次に、ジャンルを決めたいと思います。が、ここは一旦元々体験型の面クリア型RPGを模した、VRゲームという時代遅れの設定にしてみます。現実世界で、スタジアムに集められ意識をサーバに転送され、その中で7つの世界を跨いでクリアするという話です。

ですが、当時書いた時、どうしても面白くありませんでした。

【プロット】ソーシャル・ゲヱム

そこで、チーム制にした時に、チームメンバー6人が一人でも欠けていればゴールできない。しかし、誰であろうと6人でゴールすれば問題ないとするという設定を入れようと考えました。つまり、キャラクターチーム同士で戦闘があるため、そのチームに勝利した場合、チームに欠損があれば、その敵対したチームから欠損した分補充できるという仕組みです。つまり、生き残ったキャラクターは強いか運があると考えました。そうなると、弱いキャラクターは段階的に削られ、強いキャラクターだけが生き残ります。弱くても運があるキャラクターは残りますし、守られるキャラクターも生き残れます。命は一つしか無いという所が重要です。また、離脱することも可能なため、より混沌とした話ができると考えました。

ログラインを決める

 ログラインとは、一文で話の筋を簡潔に説明するためのもので、シンプルに言えば、誰が何してどうなった、です。5W1Hで書いても良いですが日本語で50文字ぐらいでシンプルに、英語なら10word程度で、伝えてください。あなたのお母さんにも分かるように。起業家であれば、エレベータピッチ用の10秒ピッチを考えろ、です。

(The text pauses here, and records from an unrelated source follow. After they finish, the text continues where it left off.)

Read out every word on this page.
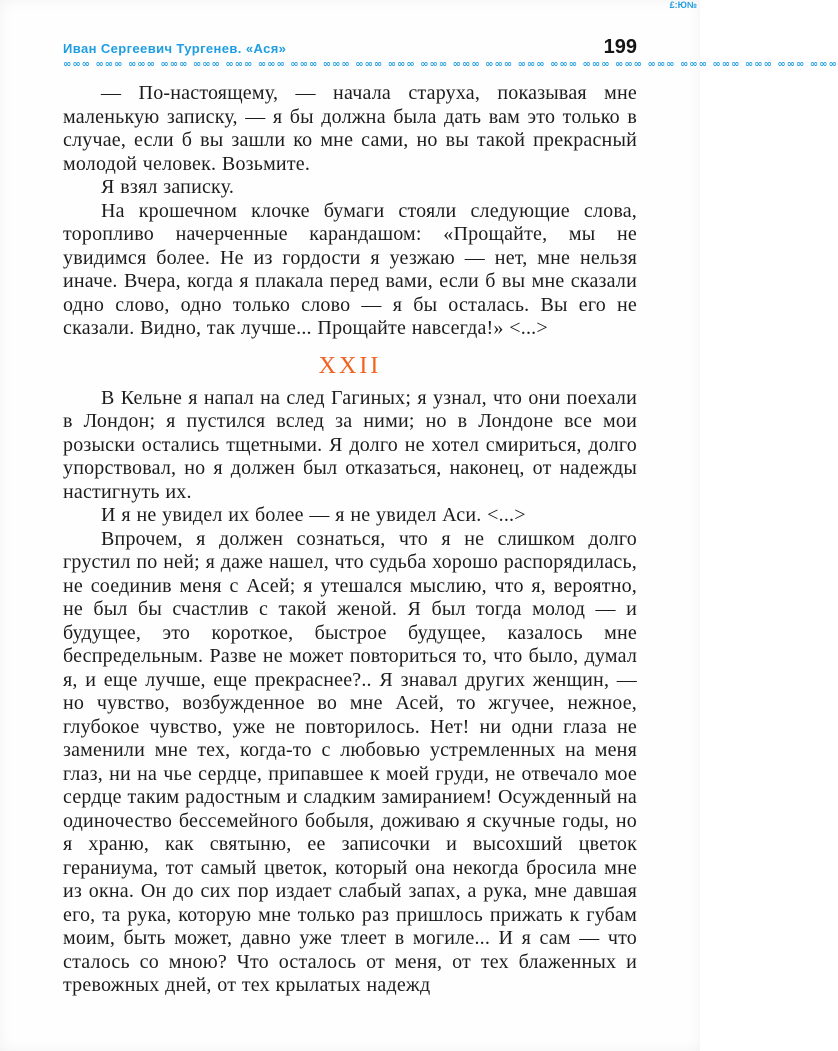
£:Ю№
Иван Сергеевич Тургенев. «Ася»	199
∞∞∞ ∞∞∞ ∞∞∞ ∞∞∞ ∞∞∞ ∞∞∞ ∞∞∞ ∞∞∞ ∞∞∞ ∞∞∞ ∞∞∞ ∞∞∞ ∞∞∞ ∞∞∞ ∞∞∞ ∞∞∞ ∞∞∞ ∞∞∞ ∞∞∞ ∞∞∞ ∞∞∞ ∞∞∞ ∞∞∞ ∞∞∞

— По-настоящему, — начала старуха, показывая мне маленькую записку, — я бы должна была дать вам это только в случае, если б вы зашли ко мне сами, но вы такой прекрасный молодой человек. Возьмите.

Я взял записку.

На крошечном клочке бумаги стояли следующие слова, торопливо начерченные карандашом: «Прощайте, мы не увидимся более. Не из гордости я уезжаю — нет, мне нельзя иначе. Вчера, когда я плакала перед вами, если б вы мне сказали одно слово, одно только слово — я бы осталась. Вы его не сказали. Видно, так лучше... Прощайте навсегда!» <...>

XXII

В Кельне я напал на след Гагиных; я узнал, что они поехали в Лондон; я пустился вслед за ними; но в Лондоне все мои розыски остались тщетными. Я долго не хотел смириться, долго упорствовал, но я должен был отказаться, наконец, от надежды настигнуть их.

И я не увидел их более — я не увидел Аси. <...>

Впрочем, я должен сознаться, что я не слишком долго грустил по ней; я даже нашел, что судьба хорошо распорядилась, не соединив меня с Асей; я утешался мыслию, что я, вероятно, не был бы счастлив с такой женой. Я был тогда молод — и будущее, это короткое, быстрое будущее, казалось мне беспредельным. Разве не может повториться то, что было, думал я, и еще лучше, еще прекраснее?.. Я знавал других женщин, — но чувство, возбужденное во мне Асей, то жгучее, нежное, глубокое чувство, уже не повторилось. Нет! ни одни глаза не заменили мне тех, когда-то с любовью устремленных на меня глаз, ни на чье сердце, припавшее к моей груди, не отвечало мое сердце таким радостным и сладким замиранием! Осужденный на одиночество бессемейного бобыля, доживаю я скучные годы, но я храню, как святыню, ее записочки и высохший цветок гераниума, тот самый цветок, который она некогда бросила мне из окна. Он до сих пор издает слабый запах, а рука, мне давшая его, та рука, которую мне только раз пришлось прижать к губам моим, быть может, давно уже тлеет в могиле... И я сам — что сталось со мною? Что осталось от меня, от тех блаженных и тревожных дней, от тех крылатых надежд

 本当であればログラインを決めるためには主人公の細かい設計を先にする必要がありました。ですが、ここは群像劇的だろうと以下のように当時は決めました。

スマホ内のソーシャルゲーム同士がひとつとなった世界に魂を吸い込まれた人々達の脱出劇

VRという設定というよりはカナル型イヤホンをつけた人たちが何かしらの音波を受け取ってサーバに魂が量子化され転送されるという変な設定をしてみました。こうなるとソードアート・オンラインに近くなりますが、ゲーム設定がよりチームバトルを重視していたり、面クリア型で違うワールドを飛び回る必要があるので、だいぶ違う話になります。

これをもう少しひねるためにはキャラクターの造形が必要になります。ではシノプシスを作る前にキャラクターの造形を次回、作ってみましょう。